Yine Hukuk Muhakemeleri Kanunu'nun 298. maddesinde de hüküm kısmında iki tarafa yükletilen hak ve borçların tereddüde yer vermeyecek şekilde belirtilmesi zorunluluğu tekrarlanmıştır. Bu hükümden anlaşılacağı gibi, mahkeme hükmünü gerekçesi ile birlikte tam olarak yazmış olsa bile, bunu duruşma tutanağına tamamen yazdırması ve okunması gerekir. Bir başka ifade ile mahkeme hükmünün hukuki varlık kazanabilmesi için onun tefhim edilmesi, verilen kararla, ne şekilde tefhim edildiğinin duruşma tutanağına yazılması zorunludur. Aynı maddenin son fıkrası gereğince de zorunlu nedenlerle yalnız hüküm sonucunun tefhim edildiği hallerde, gerekçeli kararın sonradan belli bir süre içinde yazılması mümkündür.
Kısa karar, bir davayı sona erdiren (Niha-i) temyizi mümkün olan son kararlardandır. Bu kararla mahkeme davadan elini çeker ve davayı sona erdirmiş olur. Asıl olan kısa karardır. Bu gibi hallerde de Hukuk Muhakemeleri Kanunu'nun 297. maddesine uygun olarak tarafların hak ve yükümlülüklerini açıkça gösteren kısa karar ile daha sonra yazılan gerekçeli kararında buna uygun olarak düzenlenmesi gereklidir. (10.04.1992 gün ve 7/4 sayılı içtihadı birleştirme kararı) Nitekim aynı ilkeler Hukuk Genel Kurulu'nun 2011/21-23E 268 K, 2012/6–97 E 203 K, 2012/10–149 E 291K sayılı kararlarında da benimsenmiştir.
Eldeki davada, mahkemece, davalı işveren hakkında işlemden kaldırlmaya dair ara karar ile verilmiş olup , sonrasında hüküm duruşmasında, davalı işveren hakkında olumlu olumsuz herhangi bir karar tesis edilmesi gerekirken ; yazılı şekilde hüküm tesis edilmesi usul ve yasaya aykırı olup, bozma nedenidir.
O halde, davalı Kurum vekilinin bu yönleri amaçlayan temyiz itirazları kabul edilmeli ve Adana Bölge Adliye Mahkemesi 12. Hukuk Dairesince verilen istinaf başvurusunun esastan reddine dair karar kaldırılarak; İlk Derece Mahkemesince verilen hüküm bozulmalıdır.

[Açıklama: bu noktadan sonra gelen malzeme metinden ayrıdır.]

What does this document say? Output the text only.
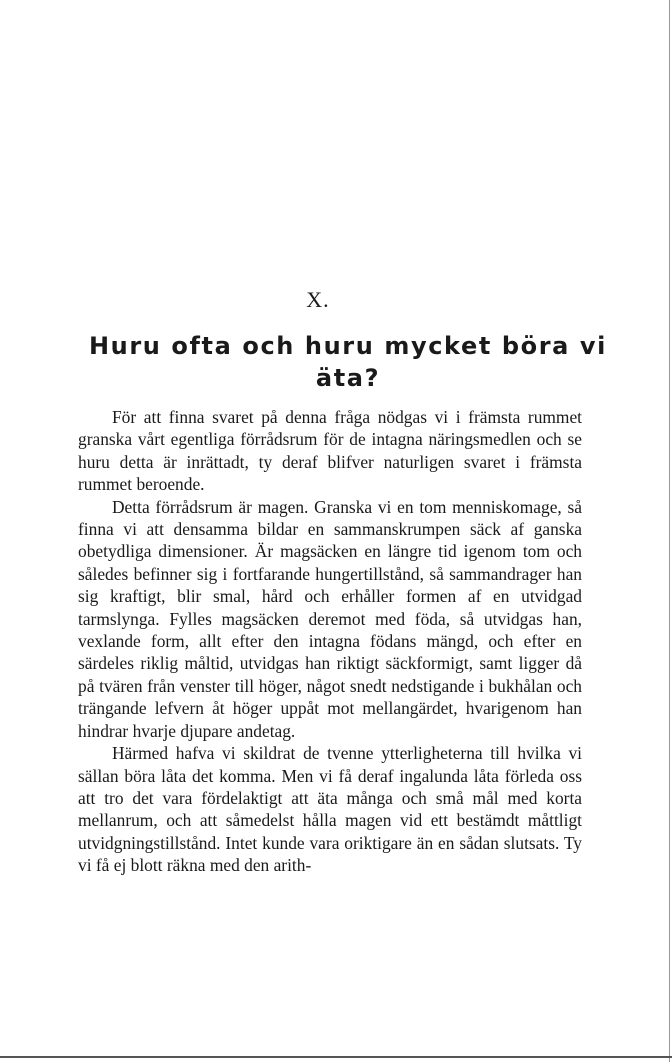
X.
Huru ofta och huru mycket böra vi äta?

För att finna svaret på denna fråga nödgas vi i främsta rummet granska vårt egentliga förrådsrum för de intagna näringsmedlen och se huru detta är inrättadt, ty deraf blifver naturligen svaret i främsta rummet beroende.

Detta förrådsrum är magen. Granska vi en tom menniskomage, så finna vi att densamma bildar en sammanskrumpen säck af ganska obetydliga dimensioner. Är magsäcken en längre tid igenom tom och således befinner sig i fortfarande hungertillstånd, så sammandrager han sig kraftigt, blir smal, hård och erhåller formen af en utvidgad tarmslynga. Fylles magsäcken deremot med föda, så utvidgas han, vexlande form, allt efter den intagna födans mängd, och efter en särdeles riklig måltid, utvidgas han riktigt säckformigt, samt ligger då på tvären från venster till höger, något snedt nedstigande i bukhålan och trängande lefvern åt höger uppåt mot mellangärdet, hvarigenom han hindrar hvarje djupare andetag.

Härmed hafva vi skildrat de tvenne ytterligheterna till hvilka vi sällan böra låta det komma. Men vi få deraf ingalunda låta förleda oss att tro det vara fördelaktigt att äta många och små mål med korta mellanrum, och att såmedelst hålla magen vid ett bestämdt måttligt utvidgningstillstånd. Intet kunde vara oriktigare än en sådan slutsats. Ty vi få ej blott räkna med den arith-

SONUÇ: Adana Bölge Adliye Mahkemesi 12. Hukuk Dairesi kararının HMK’nın 373/1. maddesi gereği kaldırılarak, temyiz edilen ilk derece mahkemesi hükmünün yukarıda açıklanan nedenlerle BOZULMASINA, kararın bir örneğinin Bölge Adliye Mahkemesine, dosyanın kararı veren İlk Derece Mahkemesine gönderilmesine, 07.06.2022 gününde oybirliğiyle karar verildi.